4. Neighbourhood cleaning rule: This involves removing samples from the majority class that are classified incorrectly by a k-nearest neighbour algorithm. This can be done using the NeighbourhoodCleaningRule class from the imblearn.under_sampling module in Python.

## Question 11 - You discover that the dataset is unbalanced with a low percentage of occurrences while working on a project that requires you to estimate the occurrence of a rare event. What methods can you employ to balance the dataset and up-sample the minority class?

## Answer :-

In order to balance the dataset and up-sample the minority class, we can use various techniques.

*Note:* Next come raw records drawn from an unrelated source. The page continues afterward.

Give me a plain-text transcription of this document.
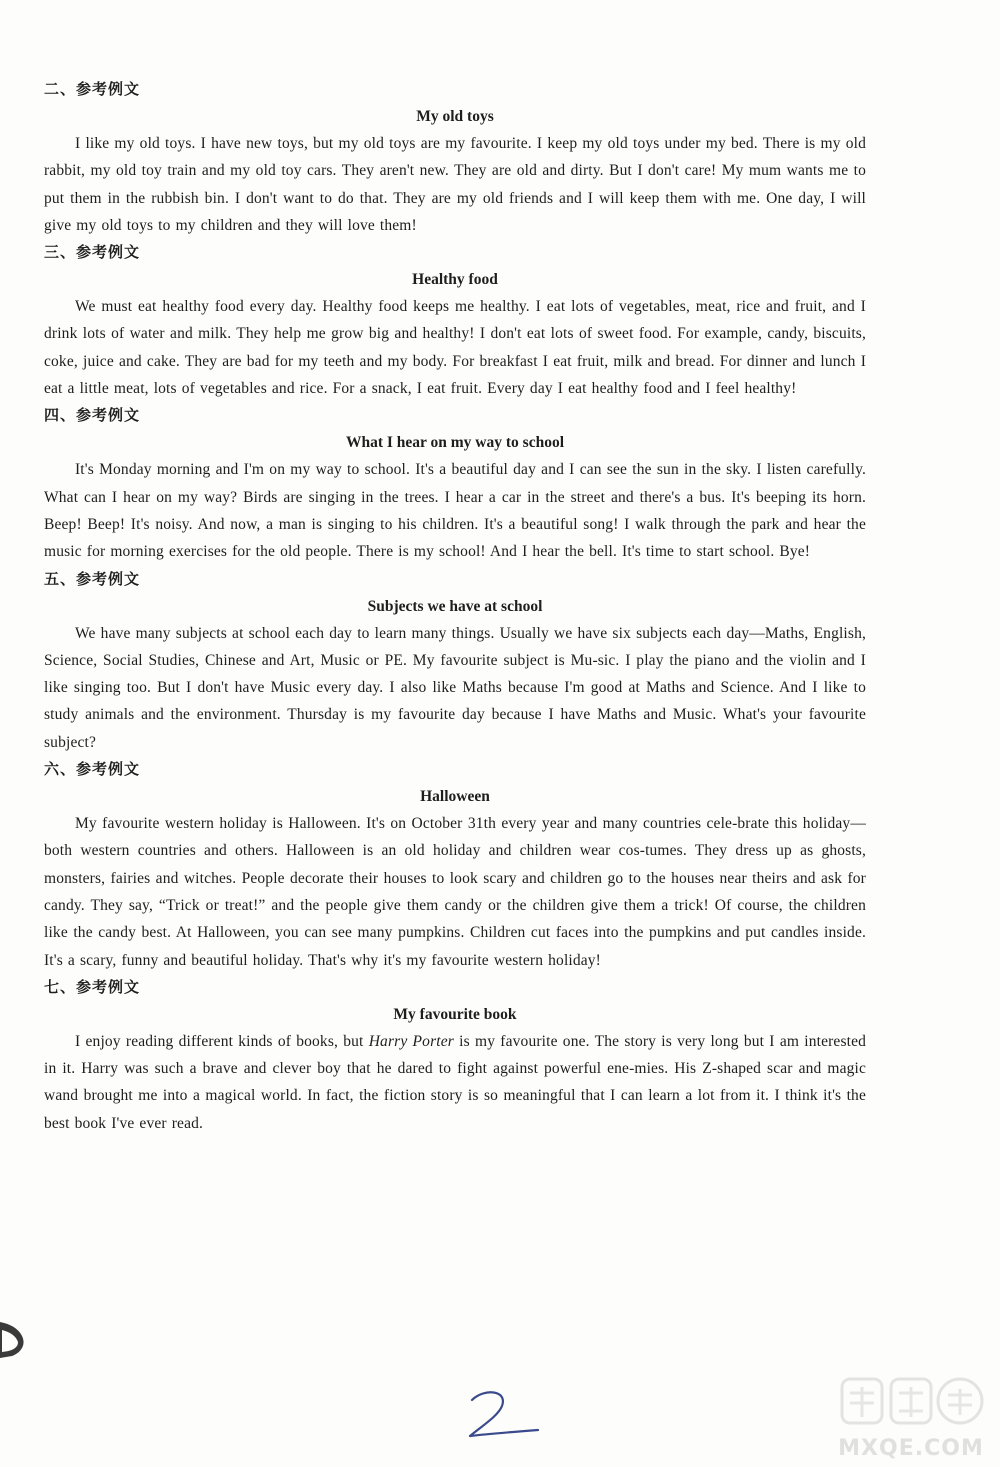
二、参考例文

My old toys

I like my old toys. I have new toys, but my old toys are my favourite. I keep my old toys under my bed. There is my old rabbit, my old toy train and my old toy cars. They aren't new. They are old and dirty. But I don't care! My mum wants me to put them in the rubbish bin. I don't want to do that. They are my old friends and I will keep them with me. One day, I will give my old toys to my children and they will love them!

三、参考例文

Healthy food

We must eat healthy food every day. Healthy food keeps me healthy. I eat lots of vegetables, meat, rice and fruit, and I drink lots of water and milk. They help me grow big and healthy! I don't eat lots of sweet food. For example, candy, biscuits, coke, juice and cake. They are bad for my teeth and my body. For breakfast I eat fruit, milk and bread. For dinner and lunch I eat a little meat, lots of vegetables and rice. For a snack, I eat fruit. Every day I eat healthy food and I feel healthy!

四、参考例文

What I hear on my way to school

It's Monday morning and I'm on my way to school. It's a beautiful day and I can see the sun in the sky. I listen carefully. What can I hear on my way? Birds are singing in the trees. I hear a car in the street and there's a bus. It's beeping its horn. Beep! Beep! It's noisy. And now, a man is singing to his children. It's a beautiful song! I walk through the park and hear the music for morning exercises for the old people. There is my school! And I hear the bell. It's time to start school. Bye!

五、参考例文

Subjects we have at school

We have many subjects at school each day to learn many things. Usually we have six subjects each day—Maths, English, Science, Social Studies, Chinese and Art, Music or PE. My favourite subject is Mu-sic. I play the piano and the violin and I like singing too. But I don't have Music every day. I also like Maths because I'm good at Maths and Science. And I like to study animals and the environment. Thursday is my favourite day because I have Maths and Music. What's your favourite subject?

六、参考例文

Halloween

My favourite western holiday is Halloween. It's on October 31th every year and many countries cele-brate this holiday—both western countries and others. Halloween is an old holiday and children wear cos-tumes. They dress up as ghosts, monsters, fairies and witches. People decorate their houses to look scary and children go to the houses near theirs and ask for candy. They say, “Trick or treat!” and the people give them candy or the children give them a trick! Of course, the children like the candy best. At Halloween, you can see many pumpkins. Children cut faces into the pumpkins and put candles inside. It's a scary, funny and beautiful holiday. That's why it's my favourite western holiday!

七、参考例文

My favourite book

I enjoy reading different kinds of books, but Harry Porter is my favourite one. The story is very long but I am interested in it. Harry was such a brave and clever boy that he dared to fight against powerful ene-mies. His Z-shaped scar and magic wand brought me into a magical world. In fact, the fiction story is so meaningful that I can learn a lot from it. I think it's the best book I've ever read.

MXQE.COM
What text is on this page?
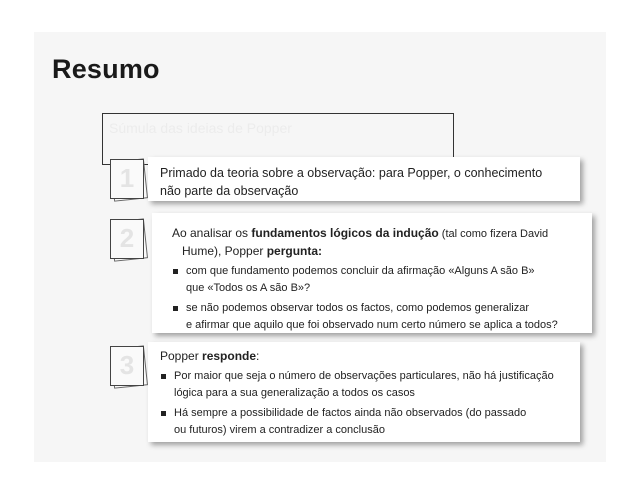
Resumo
Súmula das ideias de Popper
1	Primado da teoria sobre a observação: para Popper, o conhecimento
não parte da observação
2	Ao analisar os fundamentos lógicos da indução (tal como fizera David
Hume), Popper pergunta:
com que fundamento podemos concluir da afirmação «Alguns A são B»
que «Todos os A são B»?
se não podemos observar todos os factos, como podemos generalizar
e afirmar que aquilo que foi observado num certo número se aplica a todos?
3	Popper responde:
Por maior que seja o número de observações particulares, não há justificação
lógica para a sua generalização a todos os casos
Há sempre a possibilidade de factos ainda não observados (do passado
ou futuros) virem a contradizer a conclusão
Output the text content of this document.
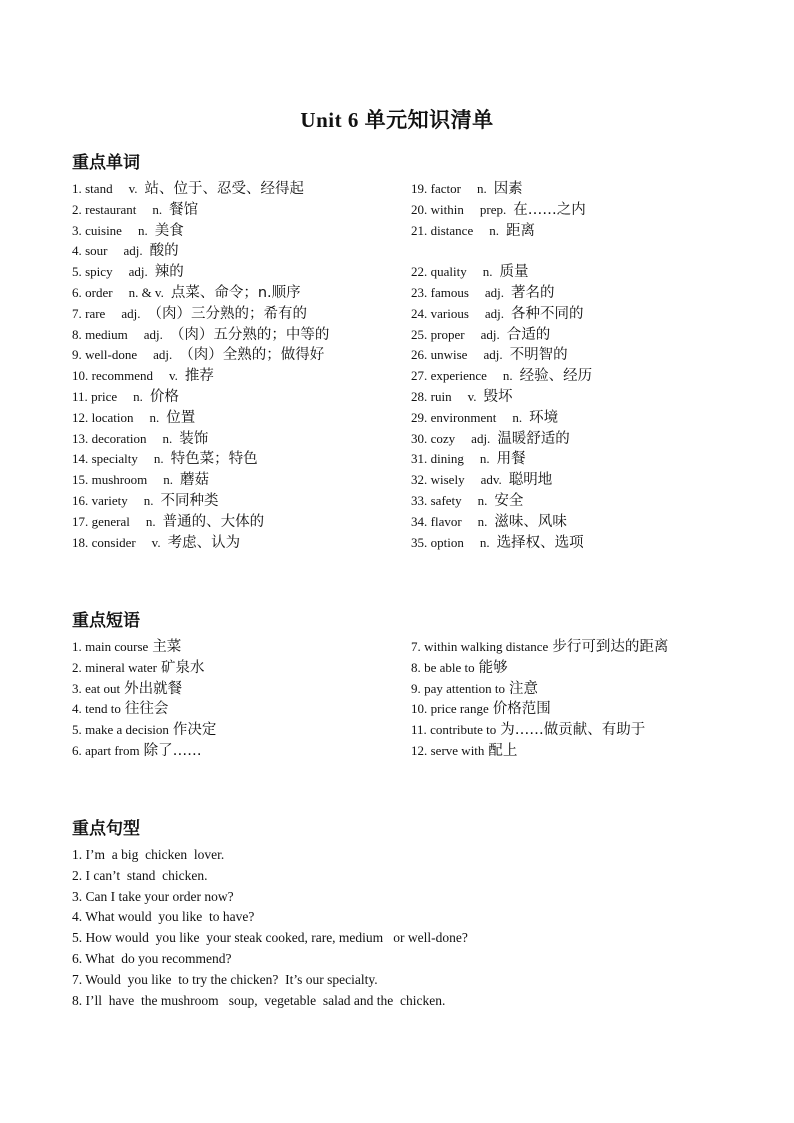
Unit 6 单元知识清单
重点单词
1. stand v. 站、位于、忍受、经得起
2. restaurant n. 餐馆
3. cuisine n. 美食
4. sour adj. 酸的
5. spicy adj. 辣的
6. order n. & v. 点菜、命令；n.顺序
7. rare adj. （肉）三分熟的；希有的
8. medium adj. （肉）五分熟的；中等的
9. well-done adj. （肉）全熟的；做得好
10. recommend v. 推荐
11. price n. 价格
12. location n. 位置
13. decoration n. 装饰
14. specialty n. 特色菜；特色
15. mushroom n. 蘑菇
16. variety n. 不同种类
17. general n. 普通的、大体的
18. consider v. 考虑、认为
19. factor n. 因素
20. within prep. 在……之内
21. distance n. 距离
22. quality n. 质量
23. famous adj. 著名的
24. various adj. 各种不同的
25. proper adj. 合适的
26. unwise adj. 不明智的
27. experience n. 经验、经历
28. ruin v. 毁坏
29. environment n. 环境
30. cozy adj. 温暖舒适的
31. dining n. 用餐
32. wisely adv. 聪明地
33. safety n. 安全
34. flavor n. 滋味、风味
35. option n. 选择权、选项
重点短语
1. main course 主菜
2. mineral water 矿泉水
3. eat out 外出就餐
4. tend to 往往会
5. make a decision 作决定
6. apart from 除了……
7. within walking distance 步行可到达的距离
8. be able to 能够
9. pay attention to 注意
10. price range 价格范围
11. contribute to 为……做贡献、有助于
12. serve with 配上
重点句型
1. I’m  a big  chicken  lover.
2. I can’t  stand  chicken.
3. Can I take your order now?
4. What would  you like  to have?
5. How would  you like  your steak cooked, rare, medium   or well-done?
6. What  do you recommend?
7. Would  you like  to try the chicken?  It’s our specialty.
8. I’ll  have  the mushroom   soup,  vegetable  salad and the  chicken.
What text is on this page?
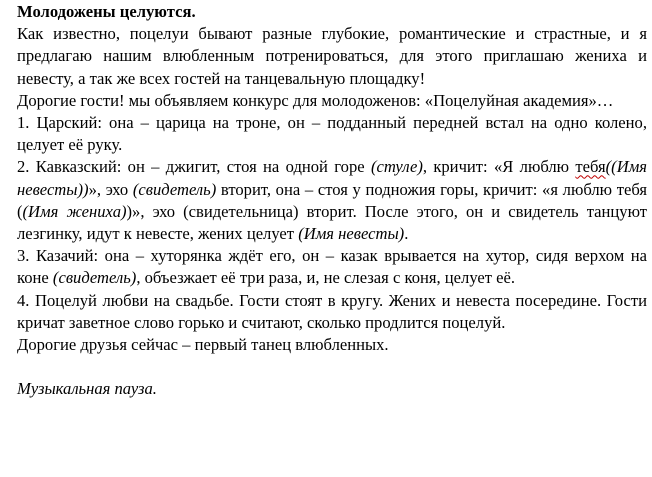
Молодожены целуются.

Как известно, поцелуи бывают разные глубокие, романтические и страстные, и я предлагаю нашим влюбленным потренироваться, для этого приглашаю жениха и невесту, а так же всех гостей на танцевальную площадку!

Дорогие гости! мы объявляем конкурс для молодоженов: «Поцелуйная академия»…

1. Царский: она – царица на троне, он – подданный передней встал на одно колено, целует её руку.

2. Кавказский: он – джигит, стоя на одной горе (стуле), кричит: «Я люблю тебя((Имя невесты))», эхо (свидетель) вторит, она – стоя у подножия горы, кричит: «я люблю тебя ((Имя жениха))», эхо (свидетельница) вторит. После этого, он и свидетель танцуют лезгинку, идут к невесте, жених целует (Имя невесты).

3. Казачий: она – хуторянка ждёт его, он – казак врывается на хутор, сидя верхом на коне (свидетель), объезжает её три раза, и, не слезая с коня, целует её.

4. Поцелуй любви на свадьбе. Гости стоят в кругу. Жених и невеста посередине. Гости кричат заветное слово горько и считают, сколько продлится поцелуй.

Дорогие друзья сейчас – первый танец влюбленных.

Музыкальная пауза.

Some of the techniques are:

- Random over-sampling: Randomly selecting instances from the minority class and duplicating them until the classes are balanced.

- Synthetic Minority Over-sampling Technique (SMOTE): Generating synthetic samples of the minority class by interpolating between the minority class instances.

- Adaptive Synthetic (ADASYN): A variant of SMOTE, which generates synthetic samples of the minority class with a greater degree of difficulty for the classifier.

Here is an example of how to use the SMOTE technique for up-sampling the minority class in Python:

In [15]:
'''from imblearn.over_sampling import SMOTE

X_train_resampled, y_train_resampled = SMOTE().fit_resample(X_train, y_train)'''


'from imblearn.over_sampling import SMOTE\n\nX_train_resampled, y_train_resampled = SMOTE().fit_resample(X_train, y_train)'

In the above code, X_train and y_train are the feature and target variables of the training dataset, respectively. The fit_resample() method from the SMOTE class generates synthetic samples of the minority class to balance the dataset, and returns the up-sampled feature and target variables, X_train_resampled and y_train_resampled, respectively.